Aug 21st, 2012 | A look at Tory Stevens and his journey to Charlotte
by Samuel Perley
For most people 24 years is a long to be doing anything, let alone competing in a sport as grueling and competitive as box lacrosse. Not so for goaltender Tory Stevens, who just might need another 24 years to satisfy his own craving for the sport.
At 27 years old, Stevens has earned a spot at goaltender for the Charlotte Copperheads inaugural season but his path to doing so has been anything but quick. Born into a lacrosse family, Stevens began playing as a toddler on a Seneca tribe reservation in upstate New York, an area known for its rich history and tradition in the sport within the Native American community. Stevens was born into local lacrosse legacy as his grandfather, Gilbert Lay, made huge contributions to the game and has numerous lacrosse arenas and buildings named after him within the area. Persuaded by his father to play goaltender, Stevens played the fast-paced box lacrosse throughout his youth and eventually made his way onto the local New Town Golden Eagles in the Can-Am League.
Stevens tried out persistently for teams in the National Lacrosse League for eight years but encountered the challenges many other American-born players face when trying to get noticed in a sport that tends to hold Canadian-born players in higher regard because of their familiarity with box lacrosse as opposed to the field version more commonly seen in the United States. Being a goaltender, Stevens says he saw even more limited opportunities than other players because “it is hard getting noticed when there are only two spots available.”
Engrained with a pure love for the sport, Stevens continued to play where he could and try out for anybody willing to give him a look even if it meant being passed over numerous times and in some cases for players less qualified than he was. Stevens was also forced to deal with a major knee injury two years ago that although hindered him physically, did nothing to curtail his enthusiasm or desire to play box lacrosse professionally.
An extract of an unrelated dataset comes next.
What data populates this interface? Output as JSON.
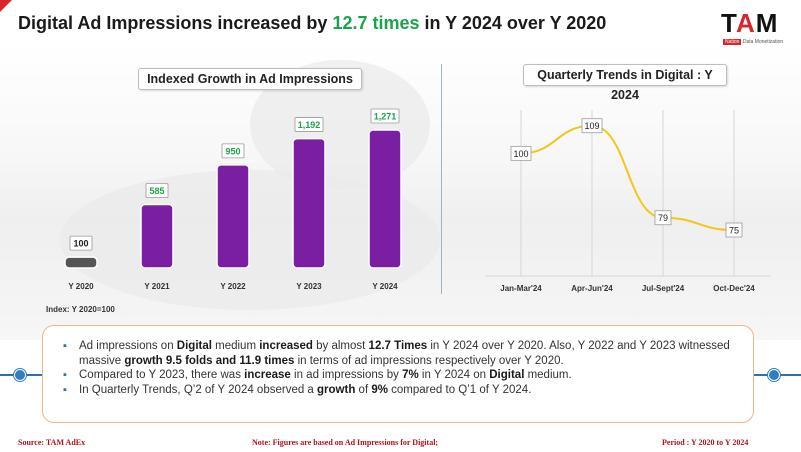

Stevens made his way to a lacrosse combine in Richmond, Virginia, last December where he first caught the eye of Copperheads Head Coach, Tom Ryan, who Stevens lists as one of his idols growing up. Other than standing out as the best goaltender, Ryan says he was most impressed about Stevens’ commitment to the sport and “his willingness to get himself wherever he needed to be in order to play.” Ryan also wanted to see more American-born players given the opportunity to play box lacrosse and not simply be passed up for Canadian players, something Stevens and others have had to deal with for much of their careers.
Having dealt with so much rejection from team after team, one can imagine the excitement Stevens felt when he received a call from Ryan informing him of the team’s plans to draft him earlier this year. “I thought someone was playing a joke on me,” said Stevens, “it was surreal.”
As one of the more experienced box lacrosse players on the Copperheads, Stevens says he would really like to be part of the team that brings home the first championship in the Professional Lacrosse League and truly believes Charlotte as the talent and skill to be able to do so. More importantly, Stevens says he “wants to be able to serve as an ambassador for the Seneca nation and be able to open doors for other players” who may be passed over for teams just like he was. He will have no shortage of support back home as much of his community has rallied around his success and even put together a benefit for him when he first made the Copperheads.
After the season, Stevens plans on returning back to home to spend time with his girlfriend who will soon be giving birth to the couple’s first child. Besides his newfound fatherhood, Stevens plans to keep playing for the Golden Eagles in the offseason and long term hopes to still be playing as long as he is physically able to and perhaps eventually join one of the senior leagues on his reservation where his 55-year old father currently plays.
One thing we can count on for sure in the future is whether Stevens is on the Copperheads or not, his passion for the game and strong support he receives from his family and the Seneca nation means he will surely be playing the game he loves for as long as he can.